Biko: Who articulates him best?
Julius Malema’s plea late last year to be “treated like Mandela” was met with a volley of jibes from some of his former comrades in the ANC and the general public. But some, myself included, just laughed it off.
Malema’s laughable plea stemmed from his false perception of himself as a leader of our former president’s caliber.
South Africans have gotten used to ANC leaders’ public spats to the extent of turning them into jokes. Their vitriolic verbal exchanges don’t raise eyebrows anymore. It’s free entertainment.
But what should we say when well-respected commentators stoop to the same level?
This brings me to Andile Mngxitama and Xolela Mangcu’s recent verbal fight.
Mangcu’s recently published book Biko: A biography started it all. In this book Mangcu traces Biko’s black consciousness philosophy to pronouncements by early leaders and thinkers such as Tiyo Soga and King Hintsa. He also brings to the attention of the reader Biko’s early days in Ginsburg near King William’s Town, Eastern Cape – something that most writers have overlooked.
I have read Biko’s biographies and I must say, this one is the most comprehensive of them all.

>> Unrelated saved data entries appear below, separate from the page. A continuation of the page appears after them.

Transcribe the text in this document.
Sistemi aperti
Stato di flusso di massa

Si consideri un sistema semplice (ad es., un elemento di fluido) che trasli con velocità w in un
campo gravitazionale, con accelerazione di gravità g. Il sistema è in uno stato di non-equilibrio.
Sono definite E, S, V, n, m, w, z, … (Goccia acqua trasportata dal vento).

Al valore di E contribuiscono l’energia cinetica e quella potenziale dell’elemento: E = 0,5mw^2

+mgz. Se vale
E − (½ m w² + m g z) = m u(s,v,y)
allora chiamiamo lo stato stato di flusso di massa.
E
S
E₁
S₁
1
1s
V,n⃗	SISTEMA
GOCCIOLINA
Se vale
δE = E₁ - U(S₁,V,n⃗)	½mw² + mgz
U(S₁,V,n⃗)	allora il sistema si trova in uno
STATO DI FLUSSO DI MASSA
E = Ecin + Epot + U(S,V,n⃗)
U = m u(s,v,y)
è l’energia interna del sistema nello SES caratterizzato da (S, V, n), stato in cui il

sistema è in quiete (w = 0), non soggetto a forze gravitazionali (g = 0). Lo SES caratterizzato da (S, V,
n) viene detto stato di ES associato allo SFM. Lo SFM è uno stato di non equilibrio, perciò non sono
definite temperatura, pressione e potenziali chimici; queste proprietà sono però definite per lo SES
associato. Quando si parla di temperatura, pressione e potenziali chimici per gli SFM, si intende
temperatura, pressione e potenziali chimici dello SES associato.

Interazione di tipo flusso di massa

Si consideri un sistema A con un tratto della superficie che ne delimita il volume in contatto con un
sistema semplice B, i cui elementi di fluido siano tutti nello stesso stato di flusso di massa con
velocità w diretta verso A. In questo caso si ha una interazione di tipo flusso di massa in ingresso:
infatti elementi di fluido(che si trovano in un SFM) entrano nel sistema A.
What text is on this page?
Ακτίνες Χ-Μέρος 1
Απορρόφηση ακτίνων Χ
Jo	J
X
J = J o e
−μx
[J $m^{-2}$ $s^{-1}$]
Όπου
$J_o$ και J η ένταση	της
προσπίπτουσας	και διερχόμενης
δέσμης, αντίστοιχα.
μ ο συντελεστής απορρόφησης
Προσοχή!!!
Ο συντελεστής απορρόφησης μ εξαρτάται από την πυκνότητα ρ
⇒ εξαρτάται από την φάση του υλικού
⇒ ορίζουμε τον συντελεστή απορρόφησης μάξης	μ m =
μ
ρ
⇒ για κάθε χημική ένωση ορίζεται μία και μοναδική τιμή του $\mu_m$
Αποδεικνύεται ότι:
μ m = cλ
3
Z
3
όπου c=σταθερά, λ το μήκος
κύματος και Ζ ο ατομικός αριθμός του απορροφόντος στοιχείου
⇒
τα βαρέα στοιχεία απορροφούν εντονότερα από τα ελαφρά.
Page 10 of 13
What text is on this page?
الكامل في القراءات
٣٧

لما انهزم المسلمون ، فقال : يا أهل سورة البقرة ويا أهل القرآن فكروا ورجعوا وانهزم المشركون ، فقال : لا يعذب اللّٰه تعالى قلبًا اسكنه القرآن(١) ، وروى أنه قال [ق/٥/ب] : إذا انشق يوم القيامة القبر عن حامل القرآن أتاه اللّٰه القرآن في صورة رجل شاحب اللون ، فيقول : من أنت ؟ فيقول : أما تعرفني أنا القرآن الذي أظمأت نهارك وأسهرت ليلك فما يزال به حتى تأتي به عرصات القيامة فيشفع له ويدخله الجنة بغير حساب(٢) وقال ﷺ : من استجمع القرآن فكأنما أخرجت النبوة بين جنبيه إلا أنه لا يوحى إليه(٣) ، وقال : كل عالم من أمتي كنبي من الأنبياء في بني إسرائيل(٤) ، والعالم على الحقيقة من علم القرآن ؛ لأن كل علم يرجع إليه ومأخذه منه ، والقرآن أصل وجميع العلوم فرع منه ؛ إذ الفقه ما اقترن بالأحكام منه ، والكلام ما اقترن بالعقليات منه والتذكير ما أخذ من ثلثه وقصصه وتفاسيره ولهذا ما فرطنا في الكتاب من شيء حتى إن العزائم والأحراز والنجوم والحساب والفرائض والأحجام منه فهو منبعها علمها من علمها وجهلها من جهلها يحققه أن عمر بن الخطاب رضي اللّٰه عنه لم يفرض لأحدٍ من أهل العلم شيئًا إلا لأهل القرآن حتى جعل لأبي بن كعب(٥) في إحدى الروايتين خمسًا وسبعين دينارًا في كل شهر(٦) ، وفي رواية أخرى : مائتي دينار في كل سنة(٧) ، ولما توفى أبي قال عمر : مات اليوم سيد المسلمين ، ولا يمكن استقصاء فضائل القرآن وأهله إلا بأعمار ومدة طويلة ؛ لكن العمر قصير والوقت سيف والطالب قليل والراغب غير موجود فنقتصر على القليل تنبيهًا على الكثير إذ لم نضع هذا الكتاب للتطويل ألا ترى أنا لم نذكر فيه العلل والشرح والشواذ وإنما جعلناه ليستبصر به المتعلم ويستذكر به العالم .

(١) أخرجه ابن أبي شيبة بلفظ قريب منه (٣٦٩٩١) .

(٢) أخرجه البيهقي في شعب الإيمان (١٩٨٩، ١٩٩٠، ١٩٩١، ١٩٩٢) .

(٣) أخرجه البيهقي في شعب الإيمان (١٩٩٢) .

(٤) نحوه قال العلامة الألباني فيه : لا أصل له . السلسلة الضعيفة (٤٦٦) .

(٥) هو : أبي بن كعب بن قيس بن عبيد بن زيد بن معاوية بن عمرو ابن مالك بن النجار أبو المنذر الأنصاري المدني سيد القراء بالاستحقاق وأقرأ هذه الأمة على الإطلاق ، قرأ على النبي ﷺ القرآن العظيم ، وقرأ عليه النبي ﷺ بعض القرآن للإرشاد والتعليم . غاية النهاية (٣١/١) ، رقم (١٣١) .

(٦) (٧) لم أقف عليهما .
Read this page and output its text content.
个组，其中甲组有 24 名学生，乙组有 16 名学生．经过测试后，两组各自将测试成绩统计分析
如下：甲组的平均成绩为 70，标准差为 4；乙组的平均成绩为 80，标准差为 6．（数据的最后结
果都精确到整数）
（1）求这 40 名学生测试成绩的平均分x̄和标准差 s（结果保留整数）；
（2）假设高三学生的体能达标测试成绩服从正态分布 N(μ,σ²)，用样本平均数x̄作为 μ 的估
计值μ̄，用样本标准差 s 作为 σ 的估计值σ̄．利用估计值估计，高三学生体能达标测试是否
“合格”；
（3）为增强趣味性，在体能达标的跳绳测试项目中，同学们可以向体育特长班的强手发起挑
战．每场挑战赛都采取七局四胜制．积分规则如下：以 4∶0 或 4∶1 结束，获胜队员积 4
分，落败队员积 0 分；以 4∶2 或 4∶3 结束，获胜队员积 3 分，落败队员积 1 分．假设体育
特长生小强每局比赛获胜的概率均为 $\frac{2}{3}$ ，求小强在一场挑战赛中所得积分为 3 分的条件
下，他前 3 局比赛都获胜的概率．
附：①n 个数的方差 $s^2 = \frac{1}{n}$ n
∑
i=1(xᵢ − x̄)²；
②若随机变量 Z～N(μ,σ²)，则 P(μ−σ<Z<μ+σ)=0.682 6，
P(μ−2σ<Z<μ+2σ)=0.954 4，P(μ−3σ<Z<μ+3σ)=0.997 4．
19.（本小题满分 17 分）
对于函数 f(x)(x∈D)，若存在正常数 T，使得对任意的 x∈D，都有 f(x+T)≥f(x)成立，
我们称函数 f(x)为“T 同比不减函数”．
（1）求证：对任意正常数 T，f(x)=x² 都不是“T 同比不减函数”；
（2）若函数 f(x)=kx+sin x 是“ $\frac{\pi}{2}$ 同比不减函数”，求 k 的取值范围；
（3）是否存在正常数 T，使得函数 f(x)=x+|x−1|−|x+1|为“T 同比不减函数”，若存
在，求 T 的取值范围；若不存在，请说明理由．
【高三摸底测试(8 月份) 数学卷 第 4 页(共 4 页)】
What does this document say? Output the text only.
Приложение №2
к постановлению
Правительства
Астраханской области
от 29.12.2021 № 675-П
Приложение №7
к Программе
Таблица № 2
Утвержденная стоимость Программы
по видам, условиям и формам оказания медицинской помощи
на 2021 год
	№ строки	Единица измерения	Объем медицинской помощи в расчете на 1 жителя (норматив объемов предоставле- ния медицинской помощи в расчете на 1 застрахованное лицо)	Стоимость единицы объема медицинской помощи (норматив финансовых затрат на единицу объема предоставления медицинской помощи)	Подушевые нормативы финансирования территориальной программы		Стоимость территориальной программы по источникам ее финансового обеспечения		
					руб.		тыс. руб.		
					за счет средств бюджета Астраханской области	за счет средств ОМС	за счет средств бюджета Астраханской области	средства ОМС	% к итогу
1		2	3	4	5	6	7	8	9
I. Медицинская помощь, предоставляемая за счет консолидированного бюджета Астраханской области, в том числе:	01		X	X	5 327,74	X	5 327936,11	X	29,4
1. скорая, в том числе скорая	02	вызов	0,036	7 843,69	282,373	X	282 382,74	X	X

This book seems to have irked Mngxitama to the bone. In his review of the book in the Mail and Guardian, Mngxitama tore in Mangcu for what he calls “a vulgarization of Biko’s name”. According to him “Mangcu’s grasp of black consciousness is too limited to allow him the scope to deal with Biko in a satisfactory manner”. He also rebukes Mangcu for “dragging us to Ginsburg and for tracing Biko’s philosophical genealogy to Xhosaland instead of Martinique. He ends his tirade by branding him an “obsessed tribalist”.
I must say, I thought Mangcu was going to turn the other chick and let us (readers) judge for ourselves. But it seems he found Mngxitama’s verbal onslaught too unbearable to be ignored.
Some few days later, the spectacled one retaliated with a heavily worded article in the same publication, hurling words such as “sophistry, patronizing and myopia”, in the direction of his opponent. He also blames Mngxitama for “distorting Biko’s view of Nelson Mandela and spinning yarns about Oliver Tambo”. Oh, he also asked: What is the guy smoking?
Both these gentleman (I still respect them) have done a wonderful job spreading the black consciousness gospel. Through their writings, they’ve revived Biko and his philosophy in many peoples’ minds.
But their public spats have left my 15 years old cousin confused. Now he wants to know who, between the two commentators, articulates Biko him best.
I told him that his answer lies in Biko’s own words. That he should first read Biko’s own writings before reading Mangcu and Mngxitama’s articulations of him.
The look on his face told me that he wasn’t satisfied with my answer. It’s clear he expected me choose between the two.
I recommended him to read Biko’s writtings because I think his own words speak volumes about who he really was and what he stood for. I think this will go a very long way in helping him to evaluate these two commentators’ articulations. For instance it will, amongst other things, help him wise-up to the fact that black consciousness is not a tribalist or racist philosophy.
Our few minutes conversation made me realize just how important critical thinking skills are. My biggest concern is that without these skills my little cousin and many other folks like him will find it difficult to navigate our increasingly noisy and crowded marketplace of ideas. They will passively accept what opinion leaders feed them. And ultimately they will become blind followers of deceptive ideas.
I could be wrong, but that’s just the way I see it.